74-latka zachwyca młodzieńczym wyglądem, wielką klasą i brakiem skandali, choć z tym ostatnim nie jest tak do końca. Od lat bowiem krążą sensacyjne plotki o romansie Majewskiej z... Włodzimierzem Korczem.
Znany muzyk współpracuje i koncertuje z Alicją od lat. W wywiadach i podczas występów zawsze pojawiają się razem, więc wielu zaczęło myśleć, że tych dwoje łączy coś więcej niż tylko praca.
Problemem okazuje się jedynie... żona Włodzimierza Korcza. Ten od pięćdziesięciu lat związany jest bowiem z aktorką Elżbietą Starostecką. Wielu Polaków do dziś nawet nie ma o tym pojęcia, bo artysta rzadko pojawia się z żoną, a za to nader często z Majewską.
Jak wspomina sama piosenkarka, ludzie często brali ich za parę, a gdy widzieli Włodzimierza z prawdziwą żoną, sądzili że ten zdradza Majewską! Gwiazda twierdzi, że plotki jakoś specjalnie jej nie przeszkadzają, bo trudno im się dziwić, skoro mają tyle "ślubnym zdjęć".
"Niektórzy stają w mojej obronie. Jeden z naszych przyjaciół opowiadał, że był świadkiem, jak ktoś, widząc Włodka z Elą na wakacjach nad morzem, rzucił kąśliwy komentarz: "O, Korcz zdradza Majewską ze Starostecką". Pewnie nasze "ślubne zdjęcia" też podsycają spekulacje. Mamy całą masę ślubnych zdjęć, np. z Opola. Stoimy obok siebie, ja na biało, Włodek w smokingu, przed chwilą dali nam kwiaty — no typowe ślubne zdjęcie" - wyznała Majewska w książce Artura Andrusa "Koneserzy kolejnego dnia".

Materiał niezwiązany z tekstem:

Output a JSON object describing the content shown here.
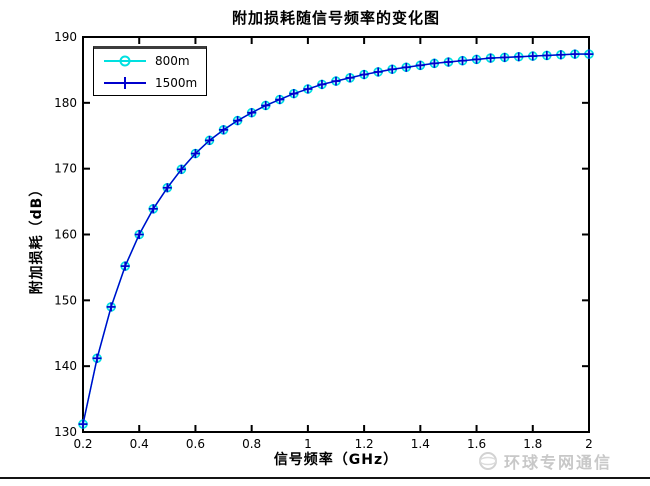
{
  "title": "附加损耗随信号频率的变化图",
  "axes": {
    "xlabel": "信号频率（GHz）",
    "ylabel": "附加损耗（dB）",
    "xticks": {
      "values": [
        0.2,
        0.4,
        0.6,
        0.8,
        1,
        1.2,
        1.4,
        1.6,
        1.8,
        2
      ],
      "labels": [
        "0.2",
        "0.4",
        "0.6",
        "0.8",
        "1",
        "1.2",
        "1.4",
        "1.6",
        "1.8",
        "2"
      ]
    },
    "yticks": {
      "values": [
        130,
        140,
        150,
        160,
        170,
        180,
        190
      ],
      "labels": [
        "130",
        "140",
        "150",
        "160",
        "170",
        "180",
        "190"
      ]
    }
  },
  "legend": {
    "position": "upper-left",
    "items": [
      {
        "label": "800m",
        "color": "#00e0e0",
        "marker": "circle"
      },
      {
        "label": "1500m",
        "color": "#0000cd",
        "marker": "plus"
      }
    ]
  },
  "watermark": {
    "logo": "globe-icon",
    "text": "环球专网通信",
    "color": "#c8c8c8"
  },
  "colors": {
    "axis": "#000000",
    "background": "#ffffff",
    "divider": "#141414",
    "series_800m": "#00e0e0",
    "series_1500m": "#0000cd"
  },
  "chart_data": {
    "type": "line",
    "title": "附加损耗随信号频率的变化图",
    "xlabel": "信号频率（GHz）",
    "ylabel": "附加损耗（dB）",
    "xlim": [
      0.2,
      2
    ],
    "ylim": [
      130,
      190
    ],
    "grid": false,
    "legend_position": "upper-left",
    "x": [
      0.2,
      0.25,
      0.3,
      0.35,
      0.4,
      0.45,
      0.5,
      0.55,
      0.6,
      0.65,
      0.7,
      0.75,
      0.8,
      0.85,
      0.9,
      0.95,
      1,
      1.05,
      1.1,
      1.15,
      1.2,
      1.25,
      1.3,
      1.35,
      1.4,
      1.45,
      1.5,
      1.55,
      1.6,
      1.65,
      1.7,
      1.75,
      1.8,
      1.85,
      1.9,
      1.95,
      2
    ],
    "series": [
      {
        "name": "800m",
        "color": "#00e0e0",
        "marker": "circle",
        "values": [
          131.2,
          141.2,
          149,
          155.2,
          160,
          163.9,
          167.1,
          169.9,
          172.3,
          174.3,
          175.9,
          177.3,
          178.5,
          179.6,
          180.5,
          181.4,
          182.1,
          182.8,
          183.3,
          183.8,
          184.3,
          184.7,
          185.1,
          185.4,
          185.7,
          186,
          186.2,
          186.4,
          186.6,
          186.8,
          186.9,
          187,
          187.1,
          187.2,
          187.3,
          187.4,
          187.4
        ]
      },
      {
        "name": "1500m",
        "color": "#0000cd",
        "marker": "plus",
        "values": [
          131.2,
          141.2,
          149,
          155.2,
          160,
          163.9,
          167.1,
          169.9,
          172.3,
          174.3,
          175.9,
          177.3,
          178.5,
          179.6,
          180.5,
          181.4,
          182.1,
          182.8,
          183.3,
          183.8,
          184.3,
          184.7,
          185.1,
          185.4,
          185.7,
          186,
          186.2,
          186.4,
          186.6,
          186.8,
          186.9,
          187,
          187.1,
          187.2,
          187.3,
          187.4,
          187.4
        ]
      }
    ]
  }
}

Sam kompozytor też nawiązał do krążących od lat plotek. Jak przyznał, po latach przestał już się tym przejmować i walczyć z doniesieniami o jego "romansie z Majewską".
"Jak pracują razem, to musi być małżeństwo (...) Było tak, że mnie irytowało, bywało, że siadaliśmy przed kamerą telewizyjną i tłumaczyliśmy: "Proszę państwa, my nie jesteśmy małżeństwem. Współpracujemy ze sobą od lat. W przyjaźni, w konfliktach, jak to w pracy. Ale małżeństwem nie jesteśmy". Po czym kilka dni później przyjeżdżamy na występ do jakiegoś domu kultury i ktoś zaczyna od: "Żona jest w garderobie na piętrze...". No to przestałem tłumaczyć. Ludzie i tak wiedzą lepiej" - podsumował Korcz.
Zobacz też:
Klaudia i Walentyn z "Rolnika" wszczynają internetowy spór. Mężczyzna chciał ją wykorzystać?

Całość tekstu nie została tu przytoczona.